D.B.A. Baker College (Michigan), 2011.
The genesis and evolution of dynamic organizational learning capabilities within the strategic product management process
211 pages. UMI #: AAT 3477400
Bibliographic Record in ProQuest Dissertations & Theses Database
Researchers suggest that a new type of global enterprise will thrive in the new millennium. Organizations will build new competitive advantages by discovering, accessing, mobilizing, and leveraging knowledge. However, these new ideals and models appear to lack practical methodologies that transform knowledge-based concepts into dynamic capabilities that can be leveraged to create and sustain wealth. There is a lack of academic research on how organizations can effectively operationalize organizational learning (OL) concepts in strategic planning, a vital process for creating competitive advantage. In this study, OL dynamic capability, its resultant learning mechanism, organizational learning, and firm performance were studied by applying a mixed-model approach to an experimental and control group of junior and senior college students. The study was conducted in an industrial business environment simulated via a computer-generated decision-making exercise. The experimental model used the Global Business Game World Edition, a large-scale business simulation that requires strategic planning and efficient implementations on the part of management teams.
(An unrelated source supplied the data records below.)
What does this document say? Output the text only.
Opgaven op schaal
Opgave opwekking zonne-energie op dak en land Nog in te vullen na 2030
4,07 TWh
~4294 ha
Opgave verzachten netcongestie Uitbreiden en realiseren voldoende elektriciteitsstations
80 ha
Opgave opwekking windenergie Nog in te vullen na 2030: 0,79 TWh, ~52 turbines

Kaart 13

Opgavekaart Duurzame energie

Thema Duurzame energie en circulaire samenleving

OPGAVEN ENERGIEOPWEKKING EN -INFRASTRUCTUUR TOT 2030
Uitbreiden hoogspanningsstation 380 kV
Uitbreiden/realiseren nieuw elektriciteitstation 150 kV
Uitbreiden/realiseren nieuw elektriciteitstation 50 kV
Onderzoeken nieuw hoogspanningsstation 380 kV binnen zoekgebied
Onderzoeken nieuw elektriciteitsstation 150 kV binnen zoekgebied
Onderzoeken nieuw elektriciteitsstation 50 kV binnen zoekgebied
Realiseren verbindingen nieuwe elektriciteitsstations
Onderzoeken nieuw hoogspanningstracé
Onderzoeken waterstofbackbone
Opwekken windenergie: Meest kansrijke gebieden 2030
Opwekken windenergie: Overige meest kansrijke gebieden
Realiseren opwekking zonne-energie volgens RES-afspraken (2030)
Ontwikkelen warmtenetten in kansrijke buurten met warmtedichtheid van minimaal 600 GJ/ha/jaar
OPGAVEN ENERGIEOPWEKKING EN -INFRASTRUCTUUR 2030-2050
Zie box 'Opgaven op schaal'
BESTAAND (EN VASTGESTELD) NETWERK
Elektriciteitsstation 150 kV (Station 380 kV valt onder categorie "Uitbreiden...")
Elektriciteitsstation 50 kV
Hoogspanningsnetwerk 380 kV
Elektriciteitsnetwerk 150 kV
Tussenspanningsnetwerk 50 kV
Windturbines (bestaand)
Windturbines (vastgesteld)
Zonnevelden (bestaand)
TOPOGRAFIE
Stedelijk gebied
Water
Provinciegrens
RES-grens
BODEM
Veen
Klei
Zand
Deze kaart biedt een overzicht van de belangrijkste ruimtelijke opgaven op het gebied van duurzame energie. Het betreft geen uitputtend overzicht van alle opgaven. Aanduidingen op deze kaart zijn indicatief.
Both perceptual and financial data were used to triangulate the effects among organizational learning, firm performance, and strategic management skill. Despite inconsistencies in implementation, this study suggests that operationalized OL mechanisms yield improvements in organizational learning and firm performance and that a fundamental order and structure process will yield an operational framework for a dynamic and fluid system such as organizational learning. Further, the results suggest that accelerated learning rates were positively influenced by increased activity in systems thinking, action learning, spatial interrelationships, and knowledge transfer iterations. Finally, results suggest that embedding and enhancing traditional strategic planning methods with specific OL attributes related positively to increases in learning and firm performance. The study will add to the management body of knowledge by illustrating the capabilities firms use in learning to learn, identified as a need for future research. The operationalization of learning capabilities can help managers understand how organizational learning can be integrated into strategy development, execution, and evaluation.